Suppose $L^{2}(\mathbb{N})$ is the Hilbert space of sequences
$(a_{n})_{n \in \mathbb N}$ which satisfy $\sum |a_{n}|^{2}$ with $(a,b) = \sum a_{n} \bar{b_{n}}.$
Prove the set of sequences $\{a_{n}\}_n$ that satisfy the condition $|a_{n}| \le \frac{1}{n} \forall n$ is compact in $L^2(\mathbb{N})$.
I'm rather stuck on this idea, and was curious if I could be given help.

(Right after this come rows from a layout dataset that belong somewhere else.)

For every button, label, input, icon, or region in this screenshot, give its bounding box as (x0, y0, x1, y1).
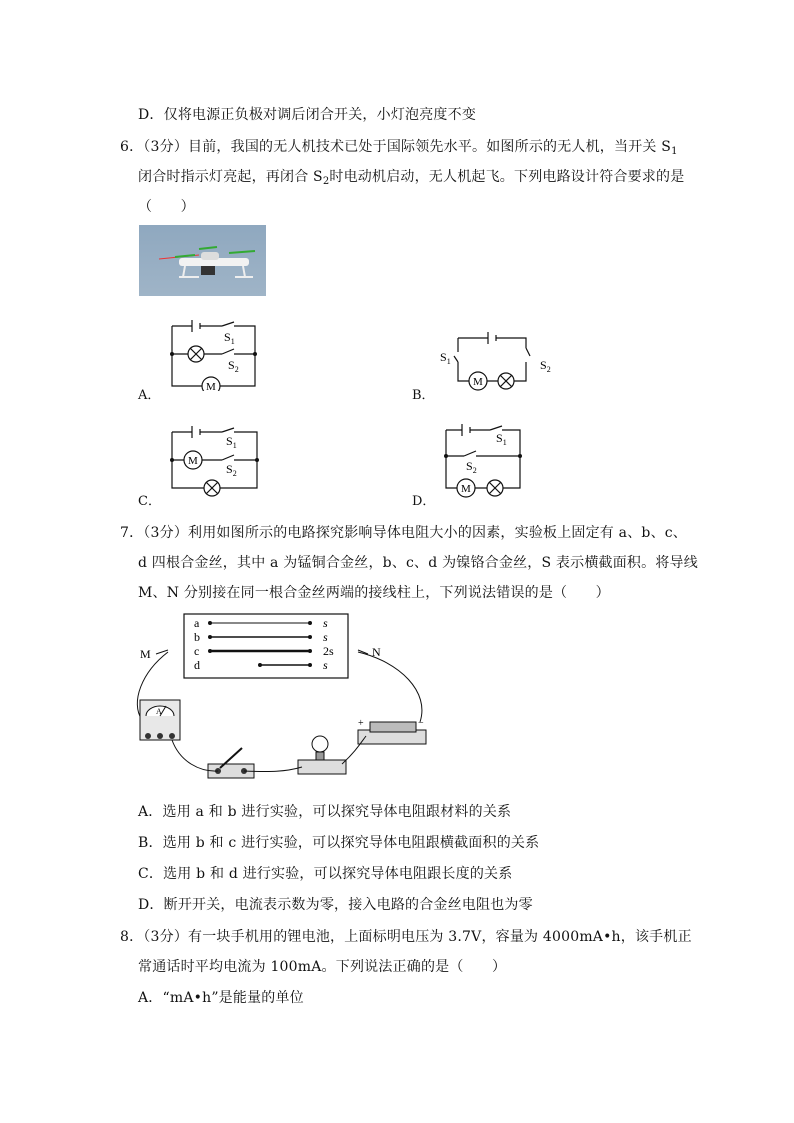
q6-option-a-label: A． (138, 388, 161, 403)
q8-stem-line1: 8．（3分）有一块手机用的锂电池，上面标明电压为 3.7V，容量为 4000mA•h，该手机正 (120, 929, 692, 945)
q6-stem-line1: 6．（3分）目前，我国的无人机技术已处于国际领先水平。如图所示的无人机，当开关 $S_1$ (120, 139, 678, 157)
q8-stem-line2: 常通话时平均电流为 100mA。下列说法正确的是（ ） (138, 959, 507, 975)
q6-stem-line3: （ ） (138, 199, 195, 215)
circuit-diagram-b (436, 326, 566, 396)
q7-stem-line1: 7．（3分）利用如图所示的电路探究影响导体电阻大小的因素，实验板上固定有 a、b、c、 (120, 525, 688, 541)
battery-plus: + (358, 718, 364, 729)
label-s1: $S_1$ (496, 431, 507, 447)
motor-label: M (461, 483, 471, 495)
area-label-d: s (323, 658, 328, 672)
q8-option-a: A．“mA•h”是能量的单位 (138, 990, 304, 1006)
motor-label: M (206, 381, 216, 391)
motor-label: M (473, 376, 483, 388)
q6-option-d-label: D． (412, 494, 436, 509)
label-s1: $S_1$ (226, 434, 237, 450)
experiment-circuit-figure (130, 612, 440, 792)
motor-label: M (188, 455, 198, 467)
circuit-diagram-a (160, 316, 270, 391)
battery-holder (358, 718, 426, 744)
q6-option-b-label: B． (412, 388, 435, 403)
q7-stem-line3: M、N 分别接在同一根合金丝两端的接线柱上，下列说法错误的是（ ） (138, 585, 610, 601)
light-bulb (298, 736, 346, 774)
label-s2: $S_2$ (540, 358, 551, 374)
drone-photo (139, 225, 266, 296)
q6-option-c-label: C． (138, 494, 161, 509)
label-s2: $S_2$ (226, 462, 237, 478)
wire-label-d: d (194, 658, 200, 672)
battery-minus: − (418, 718, 424, 729)
label-s2: $S_2$ (466, 459, 477, 475)
label-s2: $S_2$ (228, 358, 239, 374)
q6-stem-line2: 闭合时指示灯亮起，再闭合 $S_2$时电动机启动，无人机起飞。下列电路设计符合要求的是 (138, 169, 685, 187)
lead-label-n: N (372, 645, 381, 659)
label-s1: $S_1$ (224, 330, 235, 346)
label-s1: $S_1$ (440, 350, 451, 366)
wire-label-b: b (194, 630, 200, 644)
area-label-a: s (323, 616, 328, 630)
svg-text:A: A (156, 707, 162, 716)
ammeter (140, 700, 180, 740)
lead-label-m: M (140, 647, 151, 661)
circuit-diagram-d (436, 416, 536, 500)
q7-option-d: D．断开开关，电流表示数为零，接入电路的合金丝电阻也为零 (138, 897, 533, 913)
area-label-b: s (323, 630, 328, 644)
q7-stem-line2: d 四根合金丝，其中 a 为锰铜合金丝，b、c、d 为镍铬合金丝，S 表示横截面积。将导线 (138, 555, 698, 571)
wire-label-c: c (194, 644, 200, 658)
circuit-diagram-c (160, 422, 270, 497)
q7-option-a: A．选用 a 和 b 进行实验，可以探究导体电阻跟材料的关系 (138, 804, 512, 820)
q5-option-d: D．仅将电源正负极对调后闭合开关，小灯泡亮度不变 (138, 107, 477, 123)
knife-switch (208, 748, 254, 778)
wire-label-a: a (194, 616, 200, 630)
area-label-c: 2s (323, 644, 334, 658)
q7-option-b: B．选用 b 和 c 进行实验，可以探究导体电阻跟横截面积的关系 (138, 835, 540, 851)
q7-option-c: C．选用 b 和 d 进行实验，可以探究导体电阻跟长度的关系 (138, 866, 513, 882)
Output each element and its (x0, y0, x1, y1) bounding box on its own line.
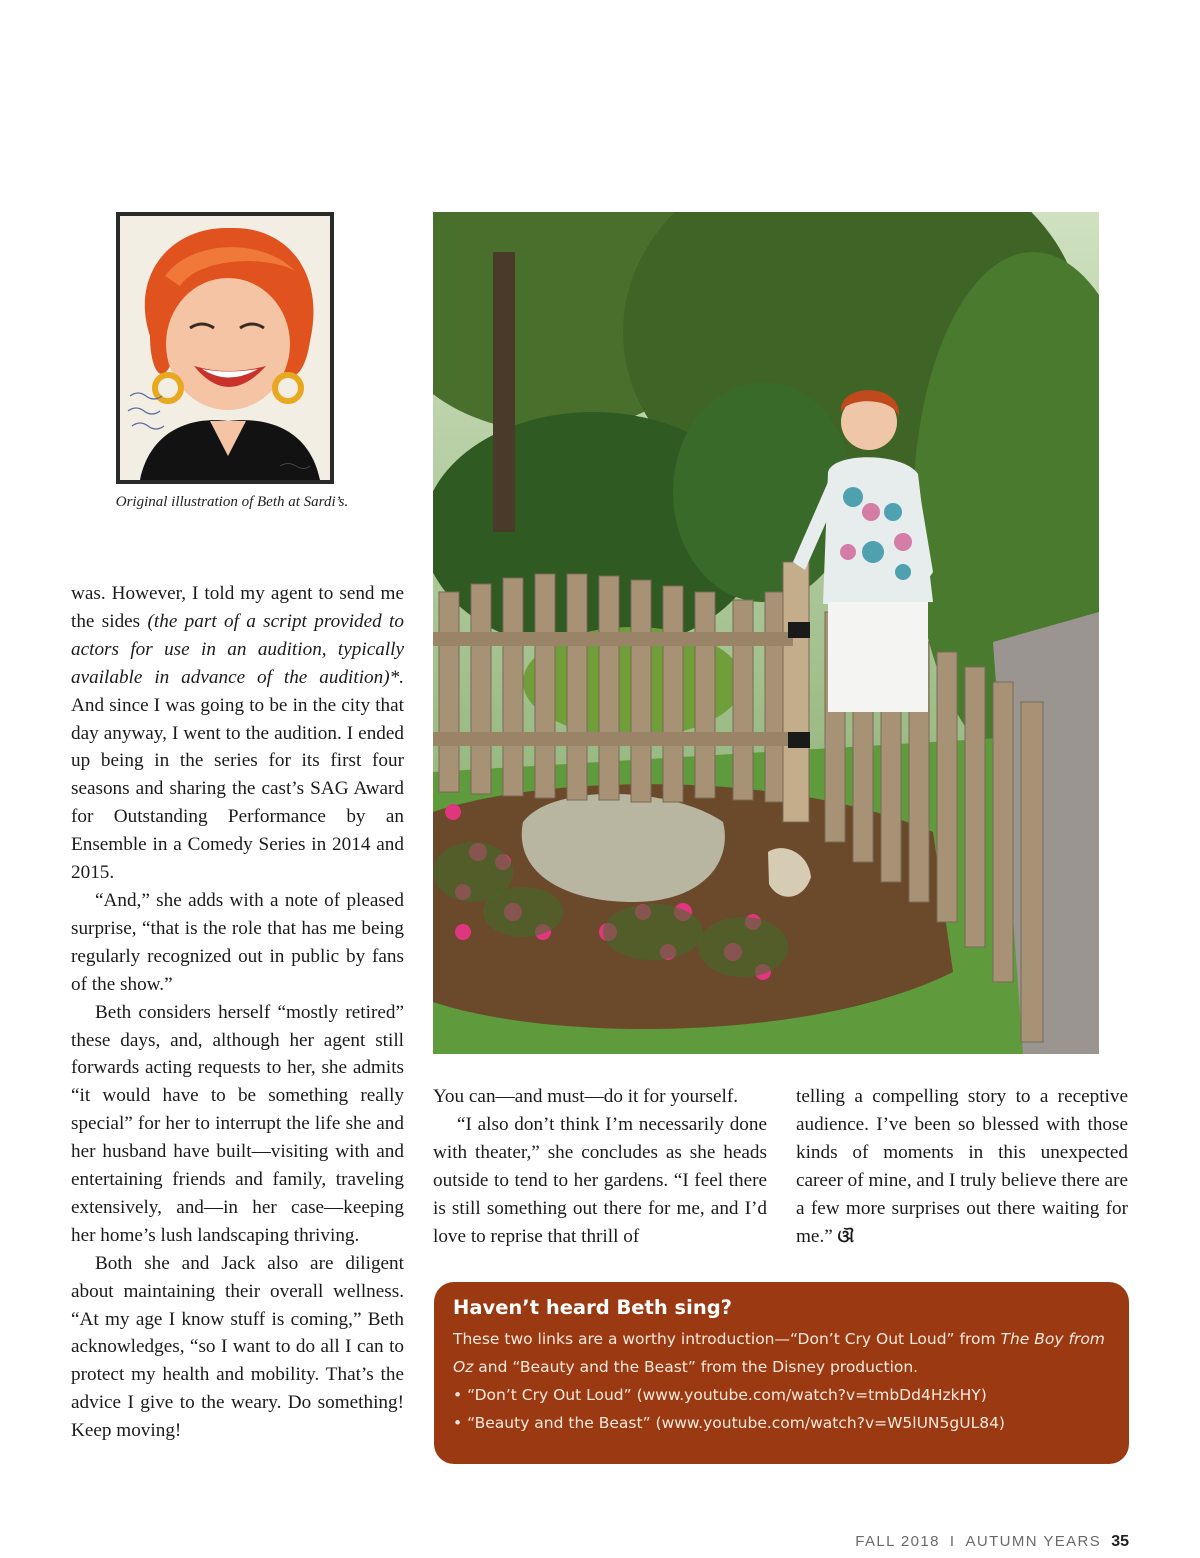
sidebar-box (434, 1282, 1129, 1464)
sidebar-link-1[interactable]: • “Don’t Cry Out Loud” (www.youtube.com/watch?v=tmbDd4HzkHY) (453, 1386, 987, 1404)
page-number: 35 (1111, 1533, 1129, 1550)
article-column-3 (796, 1083, 1128, 1251)
caricature-drawing (120, 216, 330, 480)
article-column-2 (433, 1083, 767, 1250)
col2-paragraph-2: “I also don’t think I’m necessarily done with theater,” she concludes as she heads outside to tend to her gardens. “I feel there is still something out there for me, and I’d love to reprise that thrill of (433, 1113, 767, 1247)
garden-photo (433, 212, 1099, 1054)
col1-p1-text: was. However, I told my agent to send me the sides (71, 583, 404, 632)
col1-p1-definition: (the part of a script provided to actors for use in an audition, typically available in advance of the audition)*. (71, 610, 404, 688)
col1-p1-text-end: And since I was going to be in the city that day anyway, I went to the audition. I ended up being in the series for its first four seasons and sharing the cast’s SAG Award for Outstanding Performance by an Ensemble in a Comedy Series in 2014 and 2015. (71, 694, 404, 884)
sidebar-intro (453, 1325, 1109, 1381)
col1-paragraph-3: Beth considers herself “mostly retired” these days, and, although her agent still forwards acting requests to her, she admits “it would have to be something really special” for her to interrupt the life she and her husband have built—visiting with and entertaining friends and family, traveling extensively, and—in her case—keeping her home’s lush landscaping thriving. (71, 1001, 404, 1246)
article-column-1 (71, 580, 404, 1445)
col3-paragraph-1 (796, 1083, 1128, 1251)
sidebar-intro-text: These two links are a worthy introduction—“Don’t Cry Out Loud” from (453, 1330, 1001, 1348)
col1-paragraph-2: “And,” she adds with a note of pleased surprise, “that is the role that has me being regularly recognized out in public by fans of the show.” (71, 889, 404, 995)
sidebar-intro-text-end: and “Beauty and the Beast” from the Disney production. (473, 1358, 919, 1376)
sidebar-intro-title: The Boy from Oz (453, 1330, 1105, 1376)
sidebar-body (453, 1325, 1109, 1437)
page-folio (800, 1533, 1129, 1551)
col3-p1-text: telling a compelling story to a receptive audience. I’ve been so blessed with those kinds of moments in this unexpected career of mine, and I truly believe there are a few more surprises out there waiting for me.” (796, 1086, 1128, 1247)
col2-paragraph-1: You can—and must—do it for yourself. (433, 1086, 739, 1107)
folio-issue: FALL 2018 (855, 1533, 940, 1550)
col1-paragraph-1 (71, 580, 404, 887)
illustration-caption: Original illustration of Beth at Sardi’s. (115, 494, 349, 510)
col1-paragraph-4: Both she and Jack also are diligent about maintaining their overall wellness. “At my age I know stuff is coming,” Beth acknowledges, “so I want to do all I can to protect my health and mobility. That’s the advice I give to the weary. Do something! Keep moving! (71, 1252, 404, 1442)
caricature-illustration (116, 212, 334, 484)
end-mark-icon: ଔ (837, 1226, 854, 1247)
garden-photo-drawing (433, 212, 1099, 1054)
sidebar-link-2[interactable]: • “Beauty and the Beast” (www.youtube.com/watch?v=W5lUN5gUL84) (453, 1414, 1005, 1432)
sidebar-title: Haven’t heard Beth sing? (453, 1296, 732, 1319)
folio-magazine: AUTUMN YEARS (965, 1533, 1102, 1550)
folio-separator: I (949, 1533, 956, 1550)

This is $\mathbb{not}$ for homework, but self-study. My initial thought would be to use the fact that
suppose we have a compact subset $M$ of a metric space, then $M$ is bounded and complete.
Something I'm trying to use is the Bolzano-Weierstrass property. Thanks!
You can use the following criterium of compacity. A metric space is compact if it is complete and for every $\epsilon$ one can cover it by a finite number of balls of radius $\epsilon$.
For complete, your set is a closed subset in a complete space, as intersection of the sets $\vert a_n\vert \leq 1/n$
For the ball, let $\epsilon $ be given and $n_0 $ an integer such that $\sum _{n\geq n_0} 1/n^2 < {1\over 100 \epsilon ^2}$. Note that every point in your set is at the distance $\leq 1/10 \epsilon$ of a point with $a_n=0$ if $n>n_0$. Now cover the compact set$ \{ (a_n) / a_n=0 if n>n_0, \vert a_n\vert \leq 1/n \}$ by a finite set of ball of radius $\leq \epsilon /2$. The balls with the same center and radius $\epsilon$ cover your set.